MicroRNA-18a promotes hepatocellular carcinoma proliferation, migration, and invasion by targeting BcI2L10

Background: Hepatocellular carcinoma (HCC) is known to feature several microRNA dysregulations. This study aimed to determine and investigate the prognostic value of microRNA (miRNA/miR)-18a and its role in regulating the progression of HCC. Methods: miR-18a expressions in human HCC tissues, pair-matched adjacent normal liver tissues as well as in HCC cell lines were determined by quantitative real-time PCR. The prognostic value of miR-18a was determined using Kaplan Meier survival analysis and multivariable Cox regression assay. The ability of miR-18a in promoting HCC progression was verified in vitro. Results: miR-18a expressions in HCC tissues and cells were more than twice those of the normal control group (P<0.05). miR-18a expression was associated with the alpha-fetoprotein (AFP) level, TNM stage, tumor size, and intrahepatic vascular invasion (P<0.05). Kaplan-Meier survival analysis revealed that HCC patients with high expression of miR-18a possessed a more unfavorable prognosis (log-rank P<0.001).
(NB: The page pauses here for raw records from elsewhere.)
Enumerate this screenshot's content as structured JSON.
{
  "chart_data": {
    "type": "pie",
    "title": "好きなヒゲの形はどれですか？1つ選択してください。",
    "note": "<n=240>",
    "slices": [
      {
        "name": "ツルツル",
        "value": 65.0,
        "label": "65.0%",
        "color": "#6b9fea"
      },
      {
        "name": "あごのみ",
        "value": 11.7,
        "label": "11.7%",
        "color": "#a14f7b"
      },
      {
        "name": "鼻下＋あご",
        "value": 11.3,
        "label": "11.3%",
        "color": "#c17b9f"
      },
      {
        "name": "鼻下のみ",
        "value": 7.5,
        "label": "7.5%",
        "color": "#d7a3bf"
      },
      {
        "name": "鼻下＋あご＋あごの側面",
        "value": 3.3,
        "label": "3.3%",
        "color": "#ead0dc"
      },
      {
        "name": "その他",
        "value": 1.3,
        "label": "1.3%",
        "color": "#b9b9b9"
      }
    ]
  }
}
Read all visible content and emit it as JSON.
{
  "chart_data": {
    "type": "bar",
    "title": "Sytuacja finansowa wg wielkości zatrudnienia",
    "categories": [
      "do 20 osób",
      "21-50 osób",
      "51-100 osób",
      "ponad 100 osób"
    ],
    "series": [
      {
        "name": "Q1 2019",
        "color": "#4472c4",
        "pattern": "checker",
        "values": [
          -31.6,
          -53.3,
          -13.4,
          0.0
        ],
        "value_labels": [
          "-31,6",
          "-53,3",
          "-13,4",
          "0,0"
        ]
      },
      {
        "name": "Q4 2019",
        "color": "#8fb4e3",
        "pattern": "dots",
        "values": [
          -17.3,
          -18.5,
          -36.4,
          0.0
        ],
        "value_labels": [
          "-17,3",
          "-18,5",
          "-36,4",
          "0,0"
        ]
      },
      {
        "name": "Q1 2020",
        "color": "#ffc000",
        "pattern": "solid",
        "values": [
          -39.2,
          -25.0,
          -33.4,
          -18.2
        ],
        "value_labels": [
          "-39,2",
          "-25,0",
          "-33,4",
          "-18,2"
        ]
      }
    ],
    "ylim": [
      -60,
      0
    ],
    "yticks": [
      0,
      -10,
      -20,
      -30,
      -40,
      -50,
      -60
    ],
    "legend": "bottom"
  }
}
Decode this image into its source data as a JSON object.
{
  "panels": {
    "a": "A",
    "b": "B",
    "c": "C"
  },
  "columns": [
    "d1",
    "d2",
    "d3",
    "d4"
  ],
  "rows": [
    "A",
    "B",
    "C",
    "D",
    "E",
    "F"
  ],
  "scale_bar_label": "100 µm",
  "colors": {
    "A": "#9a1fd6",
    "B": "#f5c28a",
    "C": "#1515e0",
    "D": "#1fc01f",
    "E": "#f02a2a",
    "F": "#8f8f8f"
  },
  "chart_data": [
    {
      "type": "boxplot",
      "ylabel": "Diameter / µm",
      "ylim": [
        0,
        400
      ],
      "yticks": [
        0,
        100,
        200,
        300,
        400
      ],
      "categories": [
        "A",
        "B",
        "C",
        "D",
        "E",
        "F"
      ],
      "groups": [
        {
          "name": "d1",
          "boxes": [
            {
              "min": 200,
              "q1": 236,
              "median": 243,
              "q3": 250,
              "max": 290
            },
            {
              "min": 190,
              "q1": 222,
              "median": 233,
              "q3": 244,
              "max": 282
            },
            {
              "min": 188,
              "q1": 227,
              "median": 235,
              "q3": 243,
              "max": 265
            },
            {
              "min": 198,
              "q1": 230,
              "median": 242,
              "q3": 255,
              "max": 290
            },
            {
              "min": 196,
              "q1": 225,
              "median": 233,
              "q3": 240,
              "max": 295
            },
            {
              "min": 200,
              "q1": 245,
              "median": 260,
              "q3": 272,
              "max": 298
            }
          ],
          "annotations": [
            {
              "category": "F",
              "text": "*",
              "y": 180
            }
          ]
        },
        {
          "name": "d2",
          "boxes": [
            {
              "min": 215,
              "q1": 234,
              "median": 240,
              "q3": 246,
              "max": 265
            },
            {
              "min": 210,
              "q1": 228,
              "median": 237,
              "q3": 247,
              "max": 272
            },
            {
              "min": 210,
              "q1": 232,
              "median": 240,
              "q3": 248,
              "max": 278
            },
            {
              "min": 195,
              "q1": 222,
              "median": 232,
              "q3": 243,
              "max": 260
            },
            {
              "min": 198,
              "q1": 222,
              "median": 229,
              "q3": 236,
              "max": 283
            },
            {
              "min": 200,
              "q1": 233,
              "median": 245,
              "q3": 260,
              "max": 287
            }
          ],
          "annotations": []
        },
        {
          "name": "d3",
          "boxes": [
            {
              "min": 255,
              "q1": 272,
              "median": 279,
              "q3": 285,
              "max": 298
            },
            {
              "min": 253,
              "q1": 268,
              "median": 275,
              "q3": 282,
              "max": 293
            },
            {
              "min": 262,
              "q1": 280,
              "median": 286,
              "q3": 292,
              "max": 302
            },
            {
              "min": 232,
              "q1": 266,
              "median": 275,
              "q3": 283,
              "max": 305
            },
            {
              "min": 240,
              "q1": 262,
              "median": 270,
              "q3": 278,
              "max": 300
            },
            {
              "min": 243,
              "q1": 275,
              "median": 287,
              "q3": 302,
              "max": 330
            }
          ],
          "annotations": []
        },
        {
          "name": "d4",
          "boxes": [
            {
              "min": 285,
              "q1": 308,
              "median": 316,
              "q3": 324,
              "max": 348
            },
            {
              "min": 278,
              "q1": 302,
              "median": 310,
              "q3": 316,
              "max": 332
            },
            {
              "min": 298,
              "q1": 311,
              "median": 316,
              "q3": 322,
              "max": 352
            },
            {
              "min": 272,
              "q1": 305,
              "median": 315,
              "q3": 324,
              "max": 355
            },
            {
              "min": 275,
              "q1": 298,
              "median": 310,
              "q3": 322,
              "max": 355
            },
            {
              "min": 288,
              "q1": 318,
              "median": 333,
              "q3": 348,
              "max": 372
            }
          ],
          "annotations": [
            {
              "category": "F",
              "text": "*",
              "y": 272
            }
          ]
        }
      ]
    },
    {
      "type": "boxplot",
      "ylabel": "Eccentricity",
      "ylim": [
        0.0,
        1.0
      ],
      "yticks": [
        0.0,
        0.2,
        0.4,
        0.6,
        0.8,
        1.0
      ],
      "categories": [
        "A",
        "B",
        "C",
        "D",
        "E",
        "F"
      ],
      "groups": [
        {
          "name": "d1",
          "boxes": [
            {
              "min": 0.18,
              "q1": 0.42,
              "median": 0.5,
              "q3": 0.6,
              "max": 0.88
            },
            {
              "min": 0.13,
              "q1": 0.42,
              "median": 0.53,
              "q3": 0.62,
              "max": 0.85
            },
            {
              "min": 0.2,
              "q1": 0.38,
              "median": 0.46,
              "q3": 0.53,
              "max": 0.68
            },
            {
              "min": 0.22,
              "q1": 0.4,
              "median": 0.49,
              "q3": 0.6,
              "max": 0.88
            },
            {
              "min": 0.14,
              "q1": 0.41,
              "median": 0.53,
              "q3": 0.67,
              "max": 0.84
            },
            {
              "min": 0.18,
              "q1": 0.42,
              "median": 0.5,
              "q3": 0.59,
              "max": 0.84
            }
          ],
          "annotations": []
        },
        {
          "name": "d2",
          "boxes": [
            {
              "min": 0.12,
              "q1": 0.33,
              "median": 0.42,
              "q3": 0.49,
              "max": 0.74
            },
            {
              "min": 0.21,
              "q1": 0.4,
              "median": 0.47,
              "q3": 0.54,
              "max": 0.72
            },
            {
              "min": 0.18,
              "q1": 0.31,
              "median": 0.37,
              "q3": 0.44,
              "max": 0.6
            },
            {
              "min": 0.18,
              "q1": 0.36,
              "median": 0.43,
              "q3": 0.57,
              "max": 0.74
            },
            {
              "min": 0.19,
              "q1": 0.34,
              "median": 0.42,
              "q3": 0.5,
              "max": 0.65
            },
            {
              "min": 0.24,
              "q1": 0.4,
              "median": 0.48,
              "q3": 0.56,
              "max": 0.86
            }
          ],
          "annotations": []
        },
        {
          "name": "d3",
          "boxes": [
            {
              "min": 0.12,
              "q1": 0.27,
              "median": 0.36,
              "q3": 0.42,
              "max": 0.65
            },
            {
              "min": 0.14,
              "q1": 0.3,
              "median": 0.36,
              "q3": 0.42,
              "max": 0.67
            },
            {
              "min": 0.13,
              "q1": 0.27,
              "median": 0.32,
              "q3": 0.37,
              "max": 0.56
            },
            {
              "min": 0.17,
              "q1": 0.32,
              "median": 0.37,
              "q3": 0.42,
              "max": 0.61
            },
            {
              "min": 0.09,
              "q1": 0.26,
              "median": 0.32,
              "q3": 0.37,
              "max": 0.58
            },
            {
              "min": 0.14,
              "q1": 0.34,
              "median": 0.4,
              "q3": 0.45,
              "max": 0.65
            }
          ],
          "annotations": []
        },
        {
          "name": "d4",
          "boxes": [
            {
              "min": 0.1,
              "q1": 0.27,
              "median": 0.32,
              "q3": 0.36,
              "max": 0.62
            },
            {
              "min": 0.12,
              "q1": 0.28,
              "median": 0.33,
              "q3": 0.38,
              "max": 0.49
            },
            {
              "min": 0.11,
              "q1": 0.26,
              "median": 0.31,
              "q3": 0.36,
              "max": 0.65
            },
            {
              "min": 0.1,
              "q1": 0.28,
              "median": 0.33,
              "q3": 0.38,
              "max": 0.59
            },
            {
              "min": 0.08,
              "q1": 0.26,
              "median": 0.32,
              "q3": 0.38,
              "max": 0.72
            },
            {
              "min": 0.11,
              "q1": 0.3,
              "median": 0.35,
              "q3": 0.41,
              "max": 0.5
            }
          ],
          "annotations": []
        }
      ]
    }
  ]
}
Overexpression of miR-18a promoted cell apoptosis and proliferation, induced S phase transition, as well as enhanced the migration and invasion ability of HCC cells. miR-18a was found to directly target the downstream molecule Bcl2L10. Furthermore, overexpressing Bcl2L10 was able to partly reverse the promoting effects of miR-18a on HCC cell progression. Conclusion: miR-18a may serve as a prognostic biomarker of HCC as it is demonstrated to carry out a decisive role in HCC progression by promoting HCC cell invasion, migration, and proliferation through targeting Bcl2L10.